Effects of beta-hydroxybutyrate administration on MK-801-induced schizophrenia-like behaviour in mice

Rationale Impaired cerebral glucose metabolism is a core pathological feature of schizophrenia. We recently demonstrated that a ketogenic diet, causing a shift from glycolysis to ketosis, normalized schizophrenia-like behaviours in an acute N-methyl-D-aspartate (NMDA) receptor antagonist model of the illness. Ketogenic diet produces the ketone body, beta-hydroxybutyrate (BHB), which may serve as an alternative fuel source in its own right without a strict dietary regime. Objective We hypothesized that chronic administration of BHB replicates the therapeutic effects of ketogenic diet in an acute NMDA receptor hypofunction model of schizophrenia in mice. Methods C57Bl/6 mice were either treated with acute doses of 2 mmol/kg, 10 mmol/kg, or 20 mmol/kg BHB or received daily intraperitoneal injections of 2 mmol/kg BHB or saline for 3 weeks.
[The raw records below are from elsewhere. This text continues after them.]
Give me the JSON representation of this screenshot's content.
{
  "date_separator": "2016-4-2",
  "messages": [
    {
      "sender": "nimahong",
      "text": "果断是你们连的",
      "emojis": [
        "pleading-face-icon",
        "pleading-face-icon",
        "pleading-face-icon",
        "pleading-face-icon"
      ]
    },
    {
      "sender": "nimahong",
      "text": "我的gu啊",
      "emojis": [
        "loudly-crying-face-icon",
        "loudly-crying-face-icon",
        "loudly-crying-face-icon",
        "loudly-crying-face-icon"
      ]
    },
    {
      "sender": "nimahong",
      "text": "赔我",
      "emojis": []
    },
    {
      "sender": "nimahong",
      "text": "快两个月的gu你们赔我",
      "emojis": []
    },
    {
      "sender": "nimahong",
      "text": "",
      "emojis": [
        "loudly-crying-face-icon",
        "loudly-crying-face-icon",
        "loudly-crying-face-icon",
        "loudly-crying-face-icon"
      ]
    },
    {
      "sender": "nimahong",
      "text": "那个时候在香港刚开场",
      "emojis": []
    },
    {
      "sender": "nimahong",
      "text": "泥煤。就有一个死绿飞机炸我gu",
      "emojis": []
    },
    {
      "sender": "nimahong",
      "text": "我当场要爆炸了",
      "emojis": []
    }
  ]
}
Behavioural testing assessed the effect of acute challenge with 0.2 mg/kg MK-801 or saline on open field behaviour, social interaction, and prepulse inhibition of startle (PPI). Results Acute BHB administration dose-dependently increased BHB plasma levels, whereas the 2 mmol/kg dose increased plasma glucose levels. The highest acute dose of BHB supressed spontaneous locomotor activity, MK-801-induced locomotor hyperactivity and MK-801-induced disruption of PPI. Chronic BHB treatment normalized MK-801-induced hyperlocomotion, reduction of sociability, and disruption of PPI. Conclusion In conclusion, BHB may present a novel treatment option for patients with schizophrenia by providing an alternative fuel source to normalize impaired glucose metabolism in the brain.